Veröffentlichungstag der Patenterteilung 05.09.2002
Veröffentlichungstag im Patentblatt 05.09.2002
IPC-Hauptklasse B25B 23/145
IPC-Nebenklasse B25B 21/02   

Beschreibung[de]

Die Erfindung betrifft einen Hydroimpulsschrauber mit den Merkmalen des Oberbegriffs des Patentanspruchs 1.

In solchen Hydroimpulsschraubern wird die Abtriebswelle über das Schlagwerk mit Schlägen beaufschlagt, wodurch die Abtriebswelle und damit das mit ihr verbundene Schraubwerk ruckartig gedreht werden.
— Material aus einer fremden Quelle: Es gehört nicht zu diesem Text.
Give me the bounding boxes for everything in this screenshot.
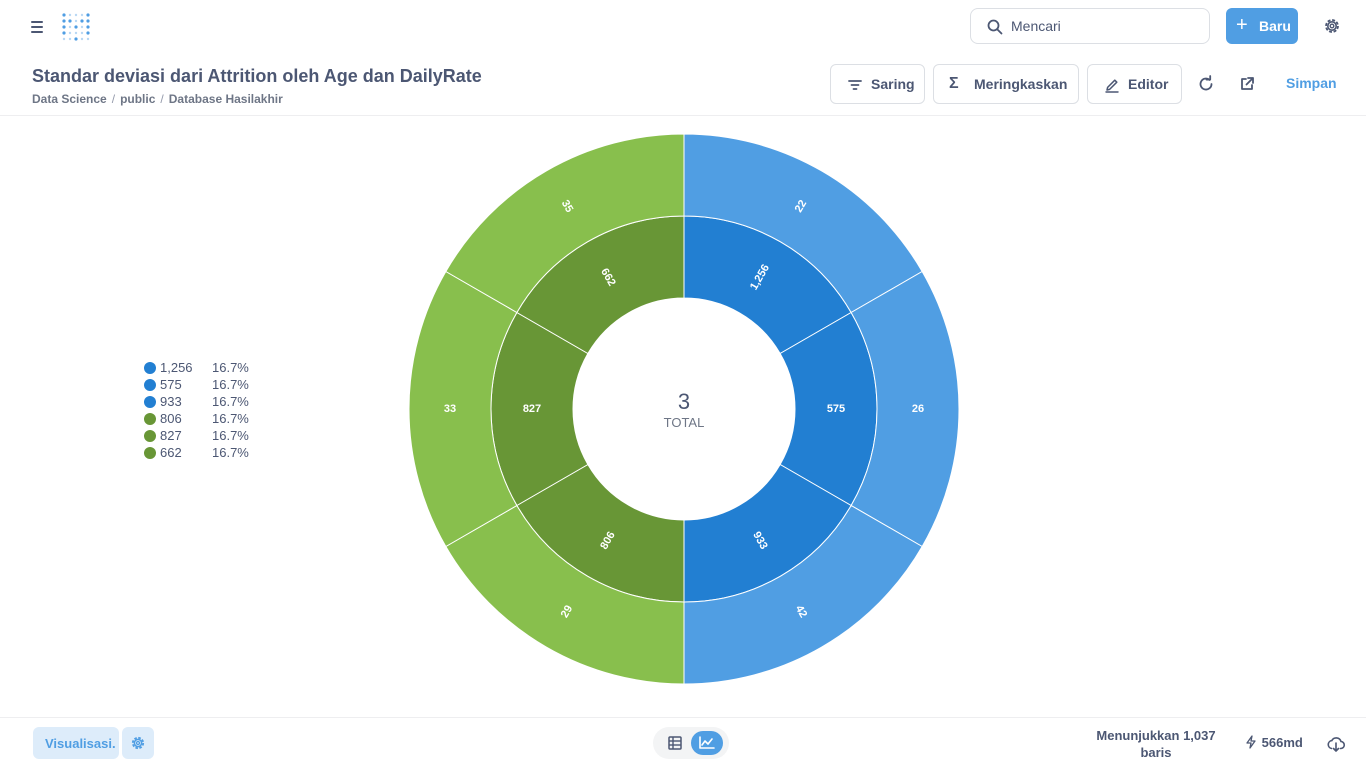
donut-chart: 1,256575933806827662 222642293335 3 TOTA… [408,133,960,685]
chart-view-button[interactable] [691,731,723,755]
visualization-settings-button[interactable] [122,727,154,759]
new-button-label: Baru [1259,18,1291,34]
pencil-icon [1105,79,1119,93]
breadcrumb-item-table[interactable]: Database Hasilakhir [169,92,283,106]
breadcrumb: Data Science / public / Database Hasilakhir [32,92,283,106]
editor-button-label: Editor [1128,76,1169,92]
page-title: Standar deviasi dari Attrition oleh Age … [32,66,482,86]
external-link-icon[interactable] [1237,74,1257,94]
breadcrumb-item-collection[interactable]: Data Science [32,92,107,106]
summarize-button[interactable]: Σ Meringkaskan [933,64,1079,104]
query-timing-value: 566md [1261,735,1303,750]
filter-button-label: Saring [871,76,915,92]
breadcrumb-item-schema[interactable]: public [120,92,155,106]
outer-slice-label: 26 [912,403,924,415]
row-count-line2: baris [1140,745,1172,760]
visualization-button-label: Visualisasi. [45,736,116,751]
top-nav: Mencari + Baru [0,0,1366,52]
table-icon [668,736,682,750]
plus-icon: + [1236,14,1248,36]
visualization-button[interactable]: Visualisasi. [33,727,119,759]
row-count-line1: Menunjukkan 1,037 [1096,728,1216,743]
logo[interactable] [60,11,90,41]
new-button[interactable]: + Baru [1226,8,1298,44]
gear-icon [131,736,145,750]
total-value: 3 [678,389,690,414]
view-toggle [653,727,729,759]
lightning-icon [1246,735,1256,749]
sigma-icon: Σ [949,75,959,92]
line-chart-icon [699,736,715,749]
refresh-icon[interactable] [1196,74,1216,94]
query-timing: 566md [1244,735,1303,750]
download-icon[interactable] [1326,734,1346,754]
settings-gear-icon[interactable] [1322,16,1342,36]
summarize-button-label: Meringkaskan [974,76,1068,92]
outer-slice-label: 33 [444,403,456,415]
total-label: TOTAL [664,415,705,430]
editor-button[interactable]: Editor [1087,64,1182,104]
filter-button[interactable]: Saring [830,64,925,104]
save-button[interactable]: Simpan [1286,75,1337,91]
search-icon [987,19,1003,35]
footer-divider [0,717,1366,718]
inner-slice-label: 575 [827,403,845,415]
inner-slice-label: 827 [523,403,541,415]
search-input[interactable]: Mencari [970,8,1210,44]
menu-icon[interactable] [30,18,48,34]
table-view-button[interactable] [661,731,689,755]
filter-icon [848,80,862,90]
search-placeholder: Mencari [1011,18,1061,34]
row-count: Menunjukkan 1,037 baris [1086,727,1226,761]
Bei Schraubverbindungen müssen die Schrauben oder Muttern bis zu einem vorgegebenen Drehmoment angezogen werden.

Aus der EP 0 292 752 A2 ist ein solcher Hydroimpulsschrauber bekannt, bei dem Hydraulikkammern des Schlagwerks mit einer Messkammer verbunden sind, die über eine kraftbeaufschlagte Ventilkugel als Druckmessglied mit einem Zylinder verbunden ist. Ein Kolben des Zylinders betätigt über eine Druckstange ein Abschaltventil zur Unterbrechung der Druckluftzufuhr zum Druckluftmotor. Eine derartige hydraulische/mechanische Abschaltung zeigt prinzipiell gute Ergebnisse, jedoch bereitet die Einstellung des Abschaltpunktes mitunter erhebliche Schwierigkeiten. Zur Einschaltung des Abschaltpunktes muss nämlich die Vorspannung der die Ventilkugel beaufschlagenden Druckfeder eingestellt werden, was nur relativ grob und mit viel Feingefühl möglich ist. Aufgrund der zur Abschaltung zu bewegenden mechanischen Teile kann es zu Störungen kommen, was zu fehlerhaften Schraubverbindungen führt.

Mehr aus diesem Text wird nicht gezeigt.